Conclusie te betalen bedrag
4.5.
Gelet op het bovenstaande is de kantonrechter van oordeel dat [gedaagde] een bedrag van € 6.724,89 aan [eiser] moet betalen. Dit is het bedrag dat [gedaagde] op grond van de vaststellingsovereenkomst nog aan [eiser] moet betalen (€ 8.345,35), verminderd met het hiervoor genoemde bedrag van € 1.620,46. De vordering van [eiser] wordt voor dit deel toegewezen.
Rente
4.6.
[eiser] heeft de wettelijke rente over de openstaande hoofdsom gevorderd, die volgens hem berekend tot 19 april 2024 € 580,59 bedraagt. Dat bedrag aan rente is echter berekend over de oorspronkelijk gevorderde hoofdsom van € 8.345,35. Omdat hiervoor geoordeeld is dat [gedaagde] slechts een bedrag van € 6.724,89 verschuldigd is, is het door [eiser] berekende bedrag aan rente onjuist en kan dat niet worden toegewezen. In plaats daarvan wordt de wettelijke rente toegewezen over een bedrag van € 6.724,89 vanaf de datum waarop [gedaagde] in verzuim is (11 november 2022).
Proceskosten
4.7.
De proceskosten komen voor rekening van [gedaagde] omdat hij grotendeels ongelijk krijgt (artikel 237 Rv). De kantonrechter begroot de kosten die [gedaagde] aan [eiser] moet betalen op € 107,84 aan dagvaardingskosten, € 248,00 aan griffierecht, € 678,00 aan salaris voor de gemachtigde (twee punten x € 339,00) en € 135,00 aan nakosten. Dat is in totaal € 1.168,84. Hier kan nog een bedrag bij komen als dit vonnis wordt betekend.
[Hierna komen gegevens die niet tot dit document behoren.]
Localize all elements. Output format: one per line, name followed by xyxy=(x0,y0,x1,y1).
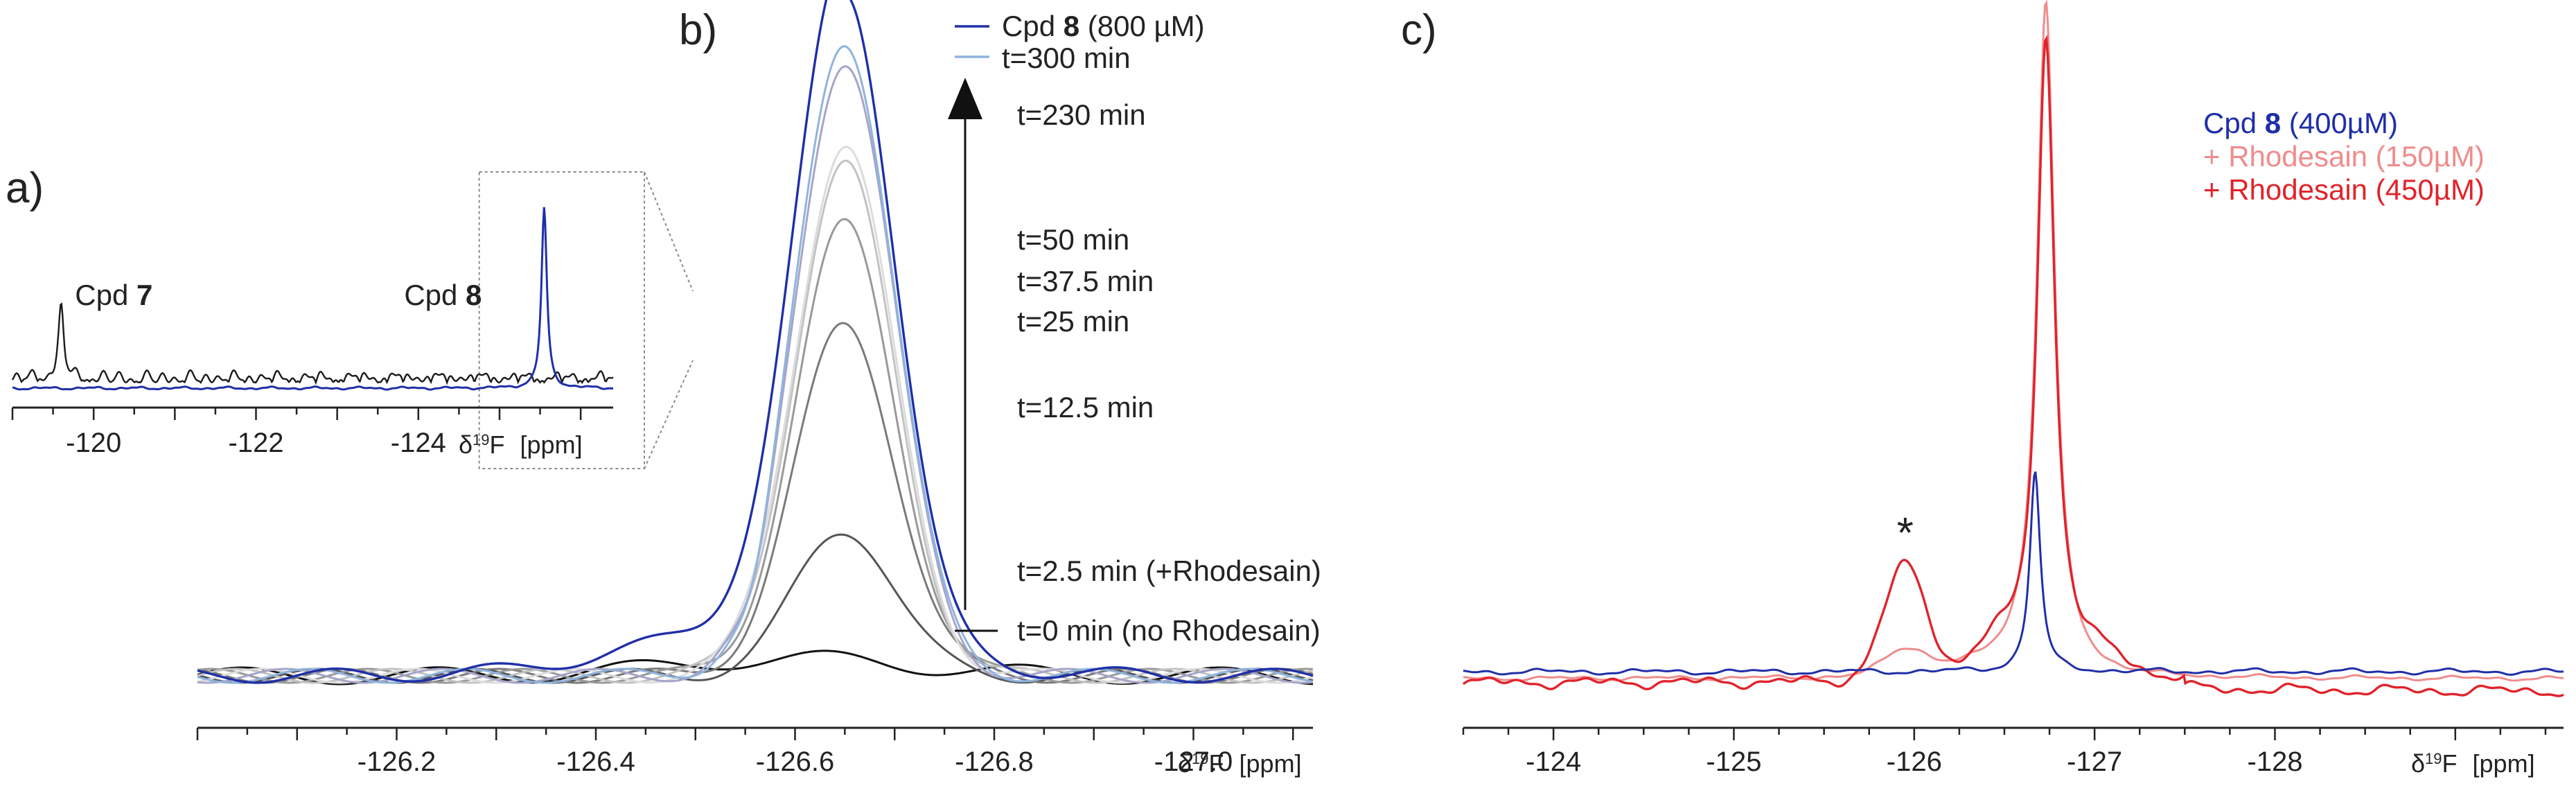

Dit vonnis is uitvoerbaar bij voorraad
4.8.
Dit vonnis wordt uitvoerbaar bij voorraad verklaard, omdat [eiser] dat eist en [gedaagde] daar geen bezwaar tegen heeft gemaakt (artikel 233 Rv). Dat betekent dat het vonnis meteen mag worden uitgevoerd, ook als één van de partijen aan een hogere rechter vraagt om de zaak opnieuw te beoordelen.

5.De beslissing

De kantonrechter:
5.1.
veroordeelt [gedaagde] om aan [eiser] te betalen € 6.724,89 met de wettelijke rente zoals bedoeld in artikel 6:119 BW over dat bedrag vanaf 11 november 2022 tot de dag dat volledig is betaald;
5.2.
veroordeelt [gedaagde] in de proceskosten, die aan de kant van [eiser] worden begroot op € 1.168,84;
5.3.
verklaart dit vonnis uitvoerbaar bij voorraad;
5.4.
wijst al het andere af.
Dit vonnis is gewezen door mr. E.A. Vroom en in het openbaar uitgesproken.